Image of Andrew Cawkwell

Andrew Cawkwell

Associate Director for the North-East

The Truth of Documents?

“But there’s no evidence of that” is a phrase often used by advocates in cross-examination or submissions. It is sometimes a point properly made but is increasingly misused to mean “there is no documentary evidence of that”, which is something quite different and which I often challenge, pointing out there is indeed evidence of that: what the witness has said in his or her witness statement. The reasons for often, but, please, not always, preferring documents over other evidence are obvious: documents more often than not are contemporaneous and more objective than human recollection, but they are not always evidentially conclusive.
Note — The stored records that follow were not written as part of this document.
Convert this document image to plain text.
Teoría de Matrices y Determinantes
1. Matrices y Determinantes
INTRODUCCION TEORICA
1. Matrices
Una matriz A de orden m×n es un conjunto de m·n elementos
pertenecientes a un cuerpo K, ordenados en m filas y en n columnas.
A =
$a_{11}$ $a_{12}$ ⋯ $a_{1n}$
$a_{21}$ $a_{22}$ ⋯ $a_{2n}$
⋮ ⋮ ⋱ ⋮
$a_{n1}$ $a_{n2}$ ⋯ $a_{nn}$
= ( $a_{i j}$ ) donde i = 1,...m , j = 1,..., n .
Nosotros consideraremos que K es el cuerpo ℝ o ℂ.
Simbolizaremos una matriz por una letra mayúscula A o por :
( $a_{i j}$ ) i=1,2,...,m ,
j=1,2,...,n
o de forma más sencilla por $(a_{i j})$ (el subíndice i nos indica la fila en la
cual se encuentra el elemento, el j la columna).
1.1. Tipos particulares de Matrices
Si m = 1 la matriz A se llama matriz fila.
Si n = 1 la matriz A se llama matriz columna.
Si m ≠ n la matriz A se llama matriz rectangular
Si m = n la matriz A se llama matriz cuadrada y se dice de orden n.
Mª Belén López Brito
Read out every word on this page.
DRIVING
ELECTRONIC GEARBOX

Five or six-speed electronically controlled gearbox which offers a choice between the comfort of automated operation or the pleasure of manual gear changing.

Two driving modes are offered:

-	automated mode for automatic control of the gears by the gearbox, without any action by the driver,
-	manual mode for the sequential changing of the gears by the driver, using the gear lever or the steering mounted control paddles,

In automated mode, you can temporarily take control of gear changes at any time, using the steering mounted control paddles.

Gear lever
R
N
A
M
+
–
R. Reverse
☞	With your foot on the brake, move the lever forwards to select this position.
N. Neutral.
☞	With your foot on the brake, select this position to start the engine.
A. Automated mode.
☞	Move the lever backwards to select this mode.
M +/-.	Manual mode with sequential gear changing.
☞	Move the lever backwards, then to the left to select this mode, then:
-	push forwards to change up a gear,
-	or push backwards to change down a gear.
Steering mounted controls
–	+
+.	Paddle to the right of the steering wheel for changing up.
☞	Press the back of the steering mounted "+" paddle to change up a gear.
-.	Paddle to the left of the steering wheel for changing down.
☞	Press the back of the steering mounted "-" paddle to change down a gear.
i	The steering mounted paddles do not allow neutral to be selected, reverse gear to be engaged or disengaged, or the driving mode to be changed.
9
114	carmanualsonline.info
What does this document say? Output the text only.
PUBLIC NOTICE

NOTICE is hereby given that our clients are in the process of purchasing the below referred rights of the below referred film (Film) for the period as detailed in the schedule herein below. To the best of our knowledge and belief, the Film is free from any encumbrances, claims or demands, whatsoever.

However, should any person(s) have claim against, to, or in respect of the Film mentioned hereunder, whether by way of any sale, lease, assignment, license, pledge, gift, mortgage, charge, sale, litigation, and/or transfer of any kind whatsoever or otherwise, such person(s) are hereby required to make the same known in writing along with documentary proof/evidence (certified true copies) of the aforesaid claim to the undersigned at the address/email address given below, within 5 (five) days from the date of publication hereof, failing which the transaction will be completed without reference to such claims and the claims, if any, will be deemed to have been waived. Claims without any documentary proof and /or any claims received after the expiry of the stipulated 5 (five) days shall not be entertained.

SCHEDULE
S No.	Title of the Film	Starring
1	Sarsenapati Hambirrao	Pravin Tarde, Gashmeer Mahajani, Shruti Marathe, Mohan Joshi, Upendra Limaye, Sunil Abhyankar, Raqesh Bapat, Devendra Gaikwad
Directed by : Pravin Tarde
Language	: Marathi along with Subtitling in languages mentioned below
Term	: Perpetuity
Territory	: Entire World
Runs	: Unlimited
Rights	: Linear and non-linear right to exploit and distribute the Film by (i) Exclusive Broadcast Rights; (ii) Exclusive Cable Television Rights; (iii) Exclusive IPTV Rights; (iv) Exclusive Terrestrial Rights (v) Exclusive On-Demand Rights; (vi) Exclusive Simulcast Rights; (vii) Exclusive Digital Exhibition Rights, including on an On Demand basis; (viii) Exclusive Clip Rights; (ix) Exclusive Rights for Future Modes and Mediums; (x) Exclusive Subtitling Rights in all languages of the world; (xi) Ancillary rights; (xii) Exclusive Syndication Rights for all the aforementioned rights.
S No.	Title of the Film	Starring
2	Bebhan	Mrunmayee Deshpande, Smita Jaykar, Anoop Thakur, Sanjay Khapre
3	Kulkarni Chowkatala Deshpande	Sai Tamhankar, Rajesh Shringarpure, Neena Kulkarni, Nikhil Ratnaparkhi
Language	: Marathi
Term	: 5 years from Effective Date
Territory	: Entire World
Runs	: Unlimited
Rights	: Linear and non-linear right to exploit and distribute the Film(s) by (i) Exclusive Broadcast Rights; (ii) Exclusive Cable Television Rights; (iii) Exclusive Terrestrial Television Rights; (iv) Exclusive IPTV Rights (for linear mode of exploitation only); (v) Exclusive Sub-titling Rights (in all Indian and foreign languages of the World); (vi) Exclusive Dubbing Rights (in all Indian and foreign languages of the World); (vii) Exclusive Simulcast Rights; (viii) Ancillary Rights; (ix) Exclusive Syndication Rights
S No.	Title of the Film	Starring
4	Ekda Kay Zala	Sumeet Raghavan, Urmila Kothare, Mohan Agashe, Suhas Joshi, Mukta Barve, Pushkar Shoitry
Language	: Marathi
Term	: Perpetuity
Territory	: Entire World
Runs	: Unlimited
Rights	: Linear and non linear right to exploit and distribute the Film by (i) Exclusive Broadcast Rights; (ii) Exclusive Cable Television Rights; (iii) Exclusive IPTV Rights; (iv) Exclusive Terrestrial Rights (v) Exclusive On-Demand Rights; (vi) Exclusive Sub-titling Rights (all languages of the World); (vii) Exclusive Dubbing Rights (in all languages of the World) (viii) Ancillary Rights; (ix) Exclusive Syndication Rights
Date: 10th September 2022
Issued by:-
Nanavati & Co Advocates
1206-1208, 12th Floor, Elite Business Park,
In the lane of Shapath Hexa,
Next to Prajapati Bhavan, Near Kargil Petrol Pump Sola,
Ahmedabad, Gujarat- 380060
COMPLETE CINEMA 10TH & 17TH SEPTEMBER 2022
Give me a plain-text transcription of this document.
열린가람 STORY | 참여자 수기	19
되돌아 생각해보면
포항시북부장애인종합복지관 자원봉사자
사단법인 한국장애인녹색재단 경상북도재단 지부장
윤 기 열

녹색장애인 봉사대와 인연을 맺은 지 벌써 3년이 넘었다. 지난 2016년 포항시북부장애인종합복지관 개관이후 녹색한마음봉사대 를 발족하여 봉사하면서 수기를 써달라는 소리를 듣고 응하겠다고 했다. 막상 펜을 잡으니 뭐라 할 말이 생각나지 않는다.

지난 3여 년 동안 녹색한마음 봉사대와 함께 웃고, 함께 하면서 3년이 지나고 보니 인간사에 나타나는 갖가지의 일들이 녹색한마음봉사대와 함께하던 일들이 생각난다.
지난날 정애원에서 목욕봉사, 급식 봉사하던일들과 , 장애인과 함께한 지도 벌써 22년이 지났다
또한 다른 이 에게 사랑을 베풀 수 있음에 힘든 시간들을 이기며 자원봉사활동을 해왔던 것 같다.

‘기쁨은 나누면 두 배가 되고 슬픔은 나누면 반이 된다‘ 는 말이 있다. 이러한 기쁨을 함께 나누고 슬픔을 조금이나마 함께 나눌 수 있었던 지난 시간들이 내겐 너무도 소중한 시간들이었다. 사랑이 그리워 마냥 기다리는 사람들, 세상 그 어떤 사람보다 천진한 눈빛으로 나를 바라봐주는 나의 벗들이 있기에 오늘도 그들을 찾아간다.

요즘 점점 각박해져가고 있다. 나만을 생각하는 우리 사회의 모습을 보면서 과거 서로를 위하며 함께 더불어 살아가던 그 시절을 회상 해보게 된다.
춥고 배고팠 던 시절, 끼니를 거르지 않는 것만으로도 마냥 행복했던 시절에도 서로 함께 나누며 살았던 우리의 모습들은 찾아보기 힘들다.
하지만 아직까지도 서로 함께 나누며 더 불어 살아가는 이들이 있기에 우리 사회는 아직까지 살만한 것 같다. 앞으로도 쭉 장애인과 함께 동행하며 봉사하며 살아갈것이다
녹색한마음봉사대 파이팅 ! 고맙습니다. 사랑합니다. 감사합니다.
The increasing tendency of courts to give primacy to documentary evidence can be traced in recent years to a case called Gestmin SGPS S.A. v Credit Suisse (UK) Limited, Credit Suisse Securities (Europe) Limited in which the judge emphasised the fallibility of and bias in memory of litigants and witnesses. This important but trite insight led him, however, to a conclusion that, in my view, was a generalisation too far:

“[T]he best approach for a judge to adopt in the trial of a commercial case is, in my view, to place little if any reliance at all on witnesses’ recollections of what was said in meetings and conversations, and to base factual findings on inferences drawn from the documentary evidence and known or probable facts. This does not mean that oral testimony serves no useful purpose – though its utility is often disproportionate to its length. But its value lies largely, as I see it, in the opportunity which cross-examination affords to subject the documentary record to critical scrutiny and to gauge the personality, motivations and working practices of a witness, rather than in testimony of what the witness recalls of particular conversations and events. Above all, it is important to avoid the fallacy of supposing that, because a witness has confidence in his or her recollection and is honest, evidence based on that recollection provides any reliable guide to the truth.”

Little if any reliance on witness recollection? I respectfully disagree, even allowing for the judge’s qualification of his own statement. But the passage has assumed a peculiar importance: it is cited all the time.

Of course, there are many cases in which the documents will be a better indication of the truth of events than recollection; but there are plenty where that simply is not so. Documents too can be manipulated and may, at the same time, be truthful yet tendentious. Two solicitors will make an attendance note of a meeting; both may accurately record what happened; yet each will give a different impression of what was said and what the tenor and the result of the discussion were. Who, drafting minutes of a meeting, has not slanted them to record them in a particular way? What about the results of consultations based on answers to loaded questions?

I was pleased, then, to read Chief ICC Judge Briggs’s judgment in the case of Lynch v Cadwallader & Anor. It was an appeal against the admission of a bank’s proof of debt based on a guarantee, the validity of which was contested by the guarantor. The judge reminded himself of Gerstmin but went on to conduct a detailed examination of the oral evidence and make reasoned findings that the oral evidence of the guarantor and witness to his signing was credible. He found that the guarantee had not been entered into as the bank claimed and allowed the appeal against the trustee’s decision.

My pleasure at the decision is not based on the result: I have no idea whether the judge’s findings of fact were right or wrong. My pleasure comes from his refusal to bow to the documents but to give proper weight to the oral evidence too. Finding facts is one of the most important functions of a judge. It is also his or her most difficult task, frequently more taxing than dealing with the law (which factual findings can often make unnecessary). It cannot and should never be approached formulaically.